Valerie la miró con lástima. La situación era terrible: una oscura noche de otoño, un lugar desamparado y un cadáver espantosamente maltrecho en el fondo de un barranco. Y una joven que no esperaba encontrar más que una oveja que se le había escapado. Intentó continuar con el interrogatorio de la manera más objetiva posible para que su interlocutora se calmara un poco.

—¿Ha llamado a la policía enseguida?

—He vuelto a trepar hasta aquí tan rápido como he podido —dijo Paula—. Puede ser que… que haya chillado, pero no sabría decírselo con seguridad. Una vez arriba he querido llamar, pero no había cobertura. Los móviles funcionan muy mal en esta zona. He ido en dirección a la carretera y luego es cuando he conseguido algo de cobertura.

—¿Y se ha limitado a esperarnos? ¿O ha vuelto a bajar para seguir buscando al animal?

—He vuelto a bajar —dijo Paula—. Pero no he podido encontrar a la oveja. Temía que se adentrara más en el barranco. De hecho, es probable que haya gritado y la haya asustado. Y ahora con tantas luces y tanta gente… es natural que no vuelva. Tengo que encontrarla como sea.

—Comprendo —dijo Valerie antes de volverse hacia el sargento Reek—. Reek, vaya allí abajo con la señorita Foster y ayúdela a encontrar la oveja. No quiero que se meta por ahí usted sola.

A Reek no le entusiasmó la idea, pero tampoco objetó nada. Ya estaba a punto de empezar a descender cuando a Valerie se le ocurrió una cosa más.

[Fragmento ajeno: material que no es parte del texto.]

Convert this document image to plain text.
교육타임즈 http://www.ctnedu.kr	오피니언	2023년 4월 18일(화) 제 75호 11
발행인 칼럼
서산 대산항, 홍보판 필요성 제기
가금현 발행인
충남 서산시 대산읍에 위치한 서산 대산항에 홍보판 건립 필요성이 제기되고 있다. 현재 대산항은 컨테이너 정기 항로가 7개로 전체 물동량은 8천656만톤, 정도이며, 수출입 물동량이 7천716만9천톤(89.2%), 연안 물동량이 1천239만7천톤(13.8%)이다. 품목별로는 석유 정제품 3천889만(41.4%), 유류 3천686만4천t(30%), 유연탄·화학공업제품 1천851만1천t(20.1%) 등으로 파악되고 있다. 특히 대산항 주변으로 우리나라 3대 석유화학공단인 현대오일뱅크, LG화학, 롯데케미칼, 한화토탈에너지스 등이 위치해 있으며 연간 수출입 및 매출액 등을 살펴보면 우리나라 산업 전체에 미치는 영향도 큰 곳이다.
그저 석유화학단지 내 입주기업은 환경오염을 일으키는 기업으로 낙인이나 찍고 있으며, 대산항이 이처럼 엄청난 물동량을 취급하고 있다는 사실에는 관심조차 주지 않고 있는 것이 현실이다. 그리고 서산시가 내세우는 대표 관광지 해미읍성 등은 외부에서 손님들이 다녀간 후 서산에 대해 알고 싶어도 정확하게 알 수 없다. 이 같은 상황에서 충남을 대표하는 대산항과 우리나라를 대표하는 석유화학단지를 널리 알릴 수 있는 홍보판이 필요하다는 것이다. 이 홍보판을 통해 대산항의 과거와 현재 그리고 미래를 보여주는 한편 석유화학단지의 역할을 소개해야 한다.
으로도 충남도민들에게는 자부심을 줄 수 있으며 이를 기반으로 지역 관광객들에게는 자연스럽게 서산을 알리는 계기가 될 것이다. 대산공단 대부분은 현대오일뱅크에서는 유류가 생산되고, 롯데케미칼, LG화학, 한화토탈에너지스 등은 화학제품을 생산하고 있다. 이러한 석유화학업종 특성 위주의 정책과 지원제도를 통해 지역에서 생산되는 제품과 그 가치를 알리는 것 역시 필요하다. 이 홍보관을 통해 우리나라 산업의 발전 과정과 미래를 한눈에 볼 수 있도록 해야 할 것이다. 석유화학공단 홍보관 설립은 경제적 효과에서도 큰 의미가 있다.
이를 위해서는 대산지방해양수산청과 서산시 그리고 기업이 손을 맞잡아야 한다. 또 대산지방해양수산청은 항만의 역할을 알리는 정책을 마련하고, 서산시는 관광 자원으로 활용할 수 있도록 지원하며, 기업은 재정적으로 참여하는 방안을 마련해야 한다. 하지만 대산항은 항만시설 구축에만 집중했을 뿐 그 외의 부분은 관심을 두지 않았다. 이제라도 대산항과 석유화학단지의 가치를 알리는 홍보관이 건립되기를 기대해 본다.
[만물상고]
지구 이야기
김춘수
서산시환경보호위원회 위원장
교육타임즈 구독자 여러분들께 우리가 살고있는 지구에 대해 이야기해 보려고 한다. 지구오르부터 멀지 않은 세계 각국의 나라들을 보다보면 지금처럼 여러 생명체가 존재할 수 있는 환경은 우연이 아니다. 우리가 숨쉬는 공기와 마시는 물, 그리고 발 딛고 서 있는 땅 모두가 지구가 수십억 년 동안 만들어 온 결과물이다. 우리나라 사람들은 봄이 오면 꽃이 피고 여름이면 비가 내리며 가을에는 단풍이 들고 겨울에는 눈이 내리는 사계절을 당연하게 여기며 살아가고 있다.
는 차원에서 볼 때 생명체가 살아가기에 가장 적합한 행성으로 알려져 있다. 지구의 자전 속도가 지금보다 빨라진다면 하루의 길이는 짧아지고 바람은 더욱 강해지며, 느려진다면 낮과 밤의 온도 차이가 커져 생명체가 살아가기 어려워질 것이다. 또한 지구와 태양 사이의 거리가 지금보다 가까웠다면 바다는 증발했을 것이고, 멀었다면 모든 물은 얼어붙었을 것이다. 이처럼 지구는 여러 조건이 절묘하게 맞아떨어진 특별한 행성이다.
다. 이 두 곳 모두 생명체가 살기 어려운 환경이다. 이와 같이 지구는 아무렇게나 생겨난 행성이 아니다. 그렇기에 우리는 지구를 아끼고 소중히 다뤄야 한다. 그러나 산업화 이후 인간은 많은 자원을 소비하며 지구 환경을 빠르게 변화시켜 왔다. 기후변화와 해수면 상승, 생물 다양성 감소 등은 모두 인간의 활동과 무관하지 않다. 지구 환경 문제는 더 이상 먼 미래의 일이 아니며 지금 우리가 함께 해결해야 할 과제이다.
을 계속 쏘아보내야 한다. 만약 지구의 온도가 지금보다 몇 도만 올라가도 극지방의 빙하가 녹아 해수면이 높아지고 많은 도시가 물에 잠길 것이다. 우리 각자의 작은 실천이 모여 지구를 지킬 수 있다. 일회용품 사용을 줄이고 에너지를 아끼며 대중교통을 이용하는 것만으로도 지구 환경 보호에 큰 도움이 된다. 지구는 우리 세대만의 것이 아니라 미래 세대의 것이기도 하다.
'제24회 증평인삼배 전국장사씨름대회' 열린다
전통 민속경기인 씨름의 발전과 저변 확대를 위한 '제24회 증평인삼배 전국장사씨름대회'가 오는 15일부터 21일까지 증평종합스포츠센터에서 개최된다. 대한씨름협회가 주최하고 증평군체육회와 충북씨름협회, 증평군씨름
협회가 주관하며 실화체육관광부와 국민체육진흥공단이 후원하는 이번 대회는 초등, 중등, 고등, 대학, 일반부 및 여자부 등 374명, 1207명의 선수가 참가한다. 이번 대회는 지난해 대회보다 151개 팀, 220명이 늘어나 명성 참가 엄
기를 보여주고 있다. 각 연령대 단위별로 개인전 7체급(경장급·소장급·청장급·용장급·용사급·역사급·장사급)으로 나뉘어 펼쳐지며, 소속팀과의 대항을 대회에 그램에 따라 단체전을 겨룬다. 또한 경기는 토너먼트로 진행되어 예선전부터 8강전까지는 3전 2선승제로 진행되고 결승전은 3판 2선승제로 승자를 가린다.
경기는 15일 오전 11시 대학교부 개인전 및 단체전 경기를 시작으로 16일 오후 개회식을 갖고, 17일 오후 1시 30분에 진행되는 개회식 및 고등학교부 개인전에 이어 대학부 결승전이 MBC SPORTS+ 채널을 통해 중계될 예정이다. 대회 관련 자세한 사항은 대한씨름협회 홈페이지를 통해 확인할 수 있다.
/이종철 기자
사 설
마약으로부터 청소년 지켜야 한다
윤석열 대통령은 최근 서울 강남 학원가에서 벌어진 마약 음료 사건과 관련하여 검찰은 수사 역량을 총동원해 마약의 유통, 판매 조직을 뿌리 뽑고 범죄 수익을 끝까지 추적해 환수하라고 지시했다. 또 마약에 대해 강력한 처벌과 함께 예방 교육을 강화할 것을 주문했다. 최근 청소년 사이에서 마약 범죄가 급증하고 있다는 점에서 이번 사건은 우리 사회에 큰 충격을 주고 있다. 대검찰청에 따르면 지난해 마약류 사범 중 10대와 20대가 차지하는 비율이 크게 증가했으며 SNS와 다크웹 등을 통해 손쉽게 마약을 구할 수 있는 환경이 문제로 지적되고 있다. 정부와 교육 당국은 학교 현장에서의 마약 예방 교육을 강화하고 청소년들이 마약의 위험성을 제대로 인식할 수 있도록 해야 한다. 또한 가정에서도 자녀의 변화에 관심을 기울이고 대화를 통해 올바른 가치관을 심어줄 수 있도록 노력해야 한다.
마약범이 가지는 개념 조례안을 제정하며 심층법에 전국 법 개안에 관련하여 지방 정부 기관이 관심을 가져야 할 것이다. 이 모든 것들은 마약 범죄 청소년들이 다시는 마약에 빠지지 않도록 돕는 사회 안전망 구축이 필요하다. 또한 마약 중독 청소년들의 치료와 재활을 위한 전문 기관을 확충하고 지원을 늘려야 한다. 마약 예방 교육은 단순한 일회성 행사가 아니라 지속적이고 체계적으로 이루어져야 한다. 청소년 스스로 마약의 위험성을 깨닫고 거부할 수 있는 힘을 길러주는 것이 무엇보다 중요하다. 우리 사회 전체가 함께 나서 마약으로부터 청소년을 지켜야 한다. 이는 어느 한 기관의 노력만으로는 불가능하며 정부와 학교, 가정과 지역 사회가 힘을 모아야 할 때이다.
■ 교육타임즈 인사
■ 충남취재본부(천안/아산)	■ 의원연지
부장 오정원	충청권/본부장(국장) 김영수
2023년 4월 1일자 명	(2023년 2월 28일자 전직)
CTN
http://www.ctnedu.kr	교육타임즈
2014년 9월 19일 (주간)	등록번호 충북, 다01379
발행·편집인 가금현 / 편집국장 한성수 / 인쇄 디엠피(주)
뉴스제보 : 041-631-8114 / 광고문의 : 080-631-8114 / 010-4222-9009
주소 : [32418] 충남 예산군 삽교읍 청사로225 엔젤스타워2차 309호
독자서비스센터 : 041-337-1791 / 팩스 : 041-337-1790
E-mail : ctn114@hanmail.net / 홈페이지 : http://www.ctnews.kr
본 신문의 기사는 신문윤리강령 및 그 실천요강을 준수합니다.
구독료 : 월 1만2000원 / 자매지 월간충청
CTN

—Señorita Foster, dice usted que viene cada mañana y cada tarde para ver al animal. Eso significa que esta mañana también ha estado en el cobertizo en cuestión, ¿no?

Paula se quedó quieta.

—Sí. Hacia las seis.

—¿Y no ha habido nada que le llamara la atención en especial? ¿Algo, que pareciera distinto…? ¿Tal vez ha visto al animal inquieto o algo por el estilo?

—No. Todo estaba como siempre. Aunque todavía no había amanecido y estaba muy oscuro. Si hubiera habido alguien rondando por aquí… —Tuvo que tragar saliva al imaginar esa idea inquietante—. No habría podido verlo.

—De acuerdo. El sargento Reek le tomará los datos. Seguramente tendremos que volver a hablar con usted.

Dicho esto, Valerie dio por terminado el interrogatorio y se dispuso a bajar también ella a aquel boscoso barranco, una empresa especialmente arriesgada con un calzado tan inadecuado como el que llevaba, por lo que mientras descendía soltó algún que otro taco. Una vez abajo se encontró con el forense, que estaba agachado junto al cadáver de la mujer, hundido entre el follaje. Al verla, se puso de pie.

—¿Ha descubierto algo concluyente, doctor? —preguntó Valerie.

—Todavía nada que pueda servir de ayuda —dijo el forense—. Un cadáver, una mujer entre los setenta y cinco y los ochenta y cinco años. La mataron a golpes. Imagino que con una piedra, del tamaño de un puño, al menos. Fueron un mínimo de doce golpes en las sienes y en el occipucio. Debió de quedar inconsciente enseguida, pero el autor no se detuvo. Supongo que una hemorragia cerebral le ha causado la muerte.

—¿Cuándo?

—Aproximadamente hace unas catorce horas. Es decir, hoy más o menos a las ocho de la mañana. Antes debió de pasar al menos ocho horas aquí tendida, inconsciente. La primera conclusión a la que he llegado es que no estaba muerta cuando el asesinó se marchó. La autopsia lo revelará con más exactitud, pero me parece que el momento de los hechos fue entre las veintidós horas y la medianoche.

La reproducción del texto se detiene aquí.